Domestiziert wurde sie um 3000 v.Chr. in Indien (Jäger & al. 2008). Von dort hat sie sich in alle warmen Gebiete der Alten Welt ausgebreitet. Aus dem Irak sind Beschreibungen aus der Zeit um 600 v.Chr. bekannt, aus dem Mittelmeergebiet von 200 v.Chr. Mit einer Weltjahresernte von etwa 88 Mio. Tonnen gehört die Gurke zu den wichtigen Gemüsearten, die auch im Gebiet vermehrt kultiviert wird, nicht nur in Gewächshäusern. Menschenausbreitung und Verdauungsausbreitung durch Vögel sind die Regel. Im gesamten Gebiet vereinzelt und unbeständig subspontan auftretend, besonders bei Kläranlagen, Gewässerufern und Kompostanlagen. 

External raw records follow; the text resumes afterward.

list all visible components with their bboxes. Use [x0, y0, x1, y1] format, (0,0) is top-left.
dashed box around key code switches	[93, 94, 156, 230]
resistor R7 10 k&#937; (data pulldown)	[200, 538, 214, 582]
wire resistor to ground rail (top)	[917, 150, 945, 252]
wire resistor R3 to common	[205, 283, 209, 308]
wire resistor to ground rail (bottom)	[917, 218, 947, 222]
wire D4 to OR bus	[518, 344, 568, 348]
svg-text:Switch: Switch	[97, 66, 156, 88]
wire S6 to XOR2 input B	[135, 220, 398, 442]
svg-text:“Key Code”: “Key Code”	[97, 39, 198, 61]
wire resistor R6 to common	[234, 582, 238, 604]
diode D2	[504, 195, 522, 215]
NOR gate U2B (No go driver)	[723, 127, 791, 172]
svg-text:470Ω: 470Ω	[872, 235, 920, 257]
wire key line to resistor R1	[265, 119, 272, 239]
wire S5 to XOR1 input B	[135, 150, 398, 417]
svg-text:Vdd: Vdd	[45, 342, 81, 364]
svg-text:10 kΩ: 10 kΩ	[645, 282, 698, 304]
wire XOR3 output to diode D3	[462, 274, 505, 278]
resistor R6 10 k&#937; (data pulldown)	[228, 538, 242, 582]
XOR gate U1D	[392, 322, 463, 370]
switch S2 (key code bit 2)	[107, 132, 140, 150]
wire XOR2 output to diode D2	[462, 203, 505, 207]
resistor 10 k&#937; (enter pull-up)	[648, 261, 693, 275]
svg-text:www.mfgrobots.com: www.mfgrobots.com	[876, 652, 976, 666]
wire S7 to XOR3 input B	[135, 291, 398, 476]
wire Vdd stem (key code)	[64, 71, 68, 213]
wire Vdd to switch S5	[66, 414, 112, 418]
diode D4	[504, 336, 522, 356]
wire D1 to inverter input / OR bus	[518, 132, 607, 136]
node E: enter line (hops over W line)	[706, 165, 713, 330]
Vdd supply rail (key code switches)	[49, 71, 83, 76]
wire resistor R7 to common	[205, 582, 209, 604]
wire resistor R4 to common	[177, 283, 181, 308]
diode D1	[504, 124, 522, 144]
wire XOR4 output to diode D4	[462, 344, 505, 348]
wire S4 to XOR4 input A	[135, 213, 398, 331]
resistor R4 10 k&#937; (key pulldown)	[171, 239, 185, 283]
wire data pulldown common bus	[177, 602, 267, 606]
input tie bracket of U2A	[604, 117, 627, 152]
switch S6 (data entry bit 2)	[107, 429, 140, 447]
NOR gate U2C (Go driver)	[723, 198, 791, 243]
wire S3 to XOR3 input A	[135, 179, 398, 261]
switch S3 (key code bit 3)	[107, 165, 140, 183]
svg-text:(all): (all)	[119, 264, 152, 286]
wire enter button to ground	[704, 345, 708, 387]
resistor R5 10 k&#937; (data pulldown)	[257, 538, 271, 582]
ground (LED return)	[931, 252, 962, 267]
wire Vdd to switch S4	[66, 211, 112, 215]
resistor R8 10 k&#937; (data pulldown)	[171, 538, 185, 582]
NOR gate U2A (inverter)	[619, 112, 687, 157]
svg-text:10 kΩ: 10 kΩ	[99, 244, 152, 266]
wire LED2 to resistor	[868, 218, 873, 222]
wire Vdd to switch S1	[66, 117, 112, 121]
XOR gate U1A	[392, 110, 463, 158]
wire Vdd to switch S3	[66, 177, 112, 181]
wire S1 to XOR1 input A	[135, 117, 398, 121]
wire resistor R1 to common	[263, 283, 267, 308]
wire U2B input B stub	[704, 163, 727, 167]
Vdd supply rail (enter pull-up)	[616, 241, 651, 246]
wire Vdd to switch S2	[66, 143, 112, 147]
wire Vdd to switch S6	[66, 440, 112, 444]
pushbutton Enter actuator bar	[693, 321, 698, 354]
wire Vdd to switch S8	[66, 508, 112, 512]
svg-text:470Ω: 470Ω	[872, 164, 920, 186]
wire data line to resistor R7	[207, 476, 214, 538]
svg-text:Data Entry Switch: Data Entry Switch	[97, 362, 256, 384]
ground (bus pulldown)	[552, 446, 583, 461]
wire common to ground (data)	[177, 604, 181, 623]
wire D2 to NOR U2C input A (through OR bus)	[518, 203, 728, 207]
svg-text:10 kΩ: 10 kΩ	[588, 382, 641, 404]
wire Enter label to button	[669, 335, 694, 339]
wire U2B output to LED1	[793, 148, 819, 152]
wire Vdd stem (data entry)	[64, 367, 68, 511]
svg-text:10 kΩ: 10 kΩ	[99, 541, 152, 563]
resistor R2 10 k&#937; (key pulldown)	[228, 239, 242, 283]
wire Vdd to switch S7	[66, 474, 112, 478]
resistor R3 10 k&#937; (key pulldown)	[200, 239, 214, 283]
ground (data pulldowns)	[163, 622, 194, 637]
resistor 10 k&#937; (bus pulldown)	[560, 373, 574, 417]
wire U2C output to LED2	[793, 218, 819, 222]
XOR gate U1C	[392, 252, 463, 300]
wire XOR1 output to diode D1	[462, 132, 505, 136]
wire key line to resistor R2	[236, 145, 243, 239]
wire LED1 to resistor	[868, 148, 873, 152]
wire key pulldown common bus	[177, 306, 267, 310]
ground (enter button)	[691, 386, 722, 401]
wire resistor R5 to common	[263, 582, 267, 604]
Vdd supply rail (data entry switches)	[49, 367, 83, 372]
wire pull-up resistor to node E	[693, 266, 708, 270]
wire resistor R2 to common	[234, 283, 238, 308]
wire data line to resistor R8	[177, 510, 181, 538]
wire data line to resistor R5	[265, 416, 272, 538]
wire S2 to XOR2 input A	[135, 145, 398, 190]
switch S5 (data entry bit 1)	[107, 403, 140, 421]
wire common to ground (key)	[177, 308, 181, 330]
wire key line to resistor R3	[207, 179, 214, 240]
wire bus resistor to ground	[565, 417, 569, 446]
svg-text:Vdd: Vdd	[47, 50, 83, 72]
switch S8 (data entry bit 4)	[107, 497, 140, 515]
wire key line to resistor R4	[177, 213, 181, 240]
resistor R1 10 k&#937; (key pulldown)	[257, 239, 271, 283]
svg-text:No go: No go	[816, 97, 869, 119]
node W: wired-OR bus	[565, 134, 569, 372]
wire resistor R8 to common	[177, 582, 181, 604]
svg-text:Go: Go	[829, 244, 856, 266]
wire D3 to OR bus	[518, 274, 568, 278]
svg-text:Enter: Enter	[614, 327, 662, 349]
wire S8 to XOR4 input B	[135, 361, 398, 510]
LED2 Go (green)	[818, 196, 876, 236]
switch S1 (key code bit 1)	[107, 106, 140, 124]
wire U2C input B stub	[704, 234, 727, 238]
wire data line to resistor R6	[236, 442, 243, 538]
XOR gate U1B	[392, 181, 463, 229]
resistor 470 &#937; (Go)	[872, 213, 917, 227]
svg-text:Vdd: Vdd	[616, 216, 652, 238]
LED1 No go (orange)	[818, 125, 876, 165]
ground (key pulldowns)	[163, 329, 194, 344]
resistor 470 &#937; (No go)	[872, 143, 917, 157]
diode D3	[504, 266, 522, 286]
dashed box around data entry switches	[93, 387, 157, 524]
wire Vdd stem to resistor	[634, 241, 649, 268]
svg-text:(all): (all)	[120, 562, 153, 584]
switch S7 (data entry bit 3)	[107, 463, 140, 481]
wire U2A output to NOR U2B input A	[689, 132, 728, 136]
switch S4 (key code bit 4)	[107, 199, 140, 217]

So ehemals in Nürnberg und 1947 Pettenau bei Simbach in Bayern (Vollmann 1914, Hand & Thieme 2023, Meierott & al. 2024), Berlin (Hand & Thieme 2023), Hamburg (Hand & Thieme 2023), Hessen (Hand & Thieme 2023), Niedersachsen (Hand & Thieme 2023), Bad Honnef und Menden in Nordrhein-Westfalen (Gorissen 2015), 1936 bei der Kläranlage Leipzig-Rosental, in Gunzen, Niederwarta, Chemnitz und Freiberg in Sachsen (Gutte 2006, Grundmann 1992, Breitfeld 2021, Hardtke & al. 2013), Elbufer in Magdeburg in Sachsen-Anhalt (Brandes 2020) und Schleswig-Holstein (Hand & Thieme 2023). In Österreich in Kärnten (Glaser & al. 2025), am Bahndamm in Grein und im Klärschlamm bei Braunau in Oberösterreich (Hohla & al. 2002, Hohla 2011a), 2002 in der Schmiedingerstraße in der Stadt Salzburg (Pilsl & al. 2008), ehemals auf Schutt in Tosters in Vorarlberg (Murr 1923−1926, Hohla & al. 2009) und in Wien (Glaser & al. 2025). Der Erstnachweis für Österreich erfolgte 1923 (Glaser & al. 2025). Die Art wird zwar in Walter & al. (2002) und Fischer & al. (2008) für das Burgenland genannt, konkrete Funddaten fehlen aber (Gilli & al. 2022). In der Schweiz u.a. in den Kantonen Basel-Stadt, Genf, Jura, St. Gallen, Tessin, 1991 an der Thur bei Uesslingen im Thurgau, Waadt und Zürich (Infoflora 2024, Wohlgemuth & al. 2020)
Subspontan u.a. auch 1950, 2003 und 2015 in Belgien (Verloove 2021), in Norwegen (Gederaas & al. 2012), den Niederlanden (FLORON 2021), in Tschechien (Pyšek & al. 2012) und in der Slowakei (Medvecká & al. 2012).